At the Gaurdian UK Wimbledon 2010 Blog, Xan Brooks, a Guardian UK associate editor, is writing the days events in short blog style posts that go up on the web page in real time. There's a story developing over at Court 18, one of the "off-broadway" venues at the world's oldest tennis tournament; a match between John Isner and Nicolas Mahut is entering the second hour of a tie breaking fifth set in a match that began the day before and was called due to darkness...
Xan Brooks writes:
"4.05pm: The Isner-Mahut battle is a bizarre mix of the gripping and the deadly dull. It's tennis's equivalent of Waiting For Godot, in which two lowly journeymen comedians are forced to remain on an outside court until hell freezes over and the sun falls from the sky. Isner and Mahut are dying a thousand deaths out there on Court 18 and yet nobody cares, because they're watching the football. So the players stand out on their baseline and belt aces past each-other in a fifth set that has already crawled past two hours. They are now tied at 18-games apiece.
On and on they go. Soon they will sprout beards and their hair will grow down their backs, and their tennis whites will yellow and then rot off their bodies. And still they will stand out there on Court 18, belting aces and listening as the umpire calls the score. Finally, I suppose, one of them will die."
I read on, and on at the Wimbledon 2010 live blog... nothing can beat the hilarious post above reprinted by Allen Wood at Joy of Sox - but quite a while later, this bit of inspiration evolves...
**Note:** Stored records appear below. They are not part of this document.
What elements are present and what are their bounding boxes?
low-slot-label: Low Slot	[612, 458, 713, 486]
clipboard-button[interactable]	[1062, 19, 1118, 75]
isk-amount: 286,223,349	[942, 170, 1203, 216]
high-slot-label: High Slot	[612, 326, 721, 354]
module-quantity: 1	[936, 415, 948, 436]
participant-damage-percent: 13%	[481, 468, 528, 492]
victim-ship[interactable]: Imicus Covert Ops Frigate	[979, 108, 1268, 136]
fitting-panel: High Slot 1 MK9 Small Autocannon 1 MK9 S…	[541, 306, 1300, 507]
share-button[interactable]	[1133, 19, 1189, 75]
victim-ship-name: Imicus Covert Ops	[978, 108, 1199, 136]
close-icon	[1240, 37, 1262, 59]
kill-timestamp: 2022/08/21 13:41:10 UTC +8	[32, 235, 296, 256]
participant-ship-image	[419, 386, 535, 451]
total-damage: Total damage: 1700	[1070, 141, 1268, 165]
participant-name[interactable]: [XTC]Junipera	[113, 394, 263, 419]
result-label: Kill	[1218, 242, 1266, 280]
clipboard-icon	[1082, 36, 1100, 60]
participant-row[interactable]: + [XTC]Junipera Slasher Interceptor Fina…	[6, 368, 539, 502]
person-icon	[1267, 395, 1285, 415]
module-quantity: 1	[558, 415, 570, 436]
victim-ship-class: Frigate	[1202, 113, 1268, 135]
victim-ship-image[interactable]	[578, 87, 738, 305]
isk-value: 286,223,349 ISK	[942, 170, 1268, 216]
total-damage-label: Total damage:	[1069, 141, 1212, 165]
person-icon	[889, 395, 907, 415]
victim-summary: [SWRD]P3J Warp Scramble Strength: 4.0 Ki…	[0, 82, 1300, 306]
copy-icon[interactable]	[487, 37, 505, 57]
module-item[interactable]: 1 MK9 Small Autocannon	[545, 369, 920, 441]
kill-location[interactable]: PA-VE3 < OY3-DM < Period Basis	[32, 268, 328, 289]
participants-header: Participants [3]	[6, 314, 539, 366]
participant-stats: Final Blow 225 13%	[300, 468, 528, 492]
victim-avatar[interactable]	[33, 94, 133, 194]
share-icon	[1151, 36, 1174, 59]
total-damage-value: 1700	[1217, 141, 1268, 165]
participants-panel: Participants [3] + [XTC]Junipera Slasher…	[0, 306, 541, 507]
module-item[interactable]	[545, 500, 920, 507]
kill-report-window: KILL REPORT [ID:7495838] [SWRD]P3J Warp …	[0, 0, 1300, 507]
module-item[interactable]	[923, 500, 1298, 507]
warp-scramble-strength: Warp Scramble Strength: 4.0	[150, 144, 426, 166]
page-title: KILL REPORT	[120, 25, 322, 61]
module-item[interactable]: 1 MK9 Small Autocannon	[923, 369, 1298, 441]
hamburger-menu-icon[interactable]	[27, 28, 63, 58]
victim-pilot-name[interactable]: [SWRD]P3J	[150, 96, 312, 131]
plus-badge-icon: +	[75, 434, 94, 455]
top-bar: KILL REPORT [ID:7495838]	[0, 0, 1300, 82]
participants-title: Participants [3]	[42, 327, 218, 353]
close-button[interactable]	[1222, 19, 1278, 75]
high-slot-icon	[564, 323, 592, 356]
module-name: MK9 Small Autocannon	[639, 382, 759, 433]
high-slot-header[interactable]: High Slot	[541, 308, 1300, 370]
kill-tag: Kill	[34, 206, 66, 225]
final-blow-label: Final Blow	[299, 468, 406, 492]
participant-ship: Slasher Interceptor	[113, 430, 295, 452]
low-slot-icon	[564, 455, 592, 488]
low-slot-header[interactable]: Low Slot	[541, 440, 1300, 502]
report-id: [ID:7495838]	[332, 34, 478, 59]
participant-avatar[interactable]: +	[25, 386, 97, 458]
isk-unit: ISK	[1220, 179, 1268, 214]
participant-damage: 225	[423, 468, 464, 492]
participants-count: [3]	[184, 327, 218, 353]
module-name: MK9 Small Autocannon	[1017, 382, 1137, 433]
"7.20pm: And so this match goes on and on, on and on. Somewhere along the way, the players have mislaid their names. The man who was once Mahut is now a string-bag of offal. The man who was Isner is a parched piece of cow-hide. The surviving members of the audience don't seem to care who wins. They just cheer and applaud whoever looks likely to make a breakthrough and bring this nightmare to a close. Invariably they are disappointed.
The offal looks fresher, possesses a piercing backhand and still throws itself about the court on occasion. But the cow-hide can serve and has the advantage of going ahead by one game and forcing the offal to catch-up. This the offal is only too happy to do. It hits a backhand down the line and then follows that up with an ace, and the score now stands at 45 games apiece."
A few posts later:
"7.45pm: What happens if we steal their rackets? If we steal their rackets, the zombies can no longer hit their aces and thump their backhands and keep us all prisoner on Court 18. I'm shocked that this is only occurring to me now. Will nobody run onto the court and steal their rackets? Are they all too scared of the zombies' clutching claws and gore-stained teeth? Steal their rackets and we can all go home. Who's with me? Steal their rackets and then run for the tube.
It's 48-48. What further incentive do you need?"
"8pm: Don't look now but I think the cow-hide has officially expired. John Isner stands at the baseline. He is facing the right way but he is no longer moving and the string-bag of offal peppers him with aces left and right to bring the score to 50-50. But Cow Hide is still facing the right way and that says something. And he is still vertical, and that says something too. What it says, unfortunately, is that the match is not quite over yet."
Xan Brooks is like a dieing fish, out of water and on the beach, his breaths of inspiration are getting shorter and shorter, his attempt to power through now fading, and a tide is creeping in that threatens to swallow him away. Luckily the match is suspended due to darkness, again... No one notices as a comatose commentator drifts away on a blissful ebbing tide.
Image Credit: GulfNews.com/AFP
(The match begins again the next day tied 6-4, 3-6, 6-7, 7-6, 59-59. 11 games later it finally ends, John Isner prevails in the longest match ever played anywhere: 6-4, 3-6, 6-7, 7-6, 70-68.)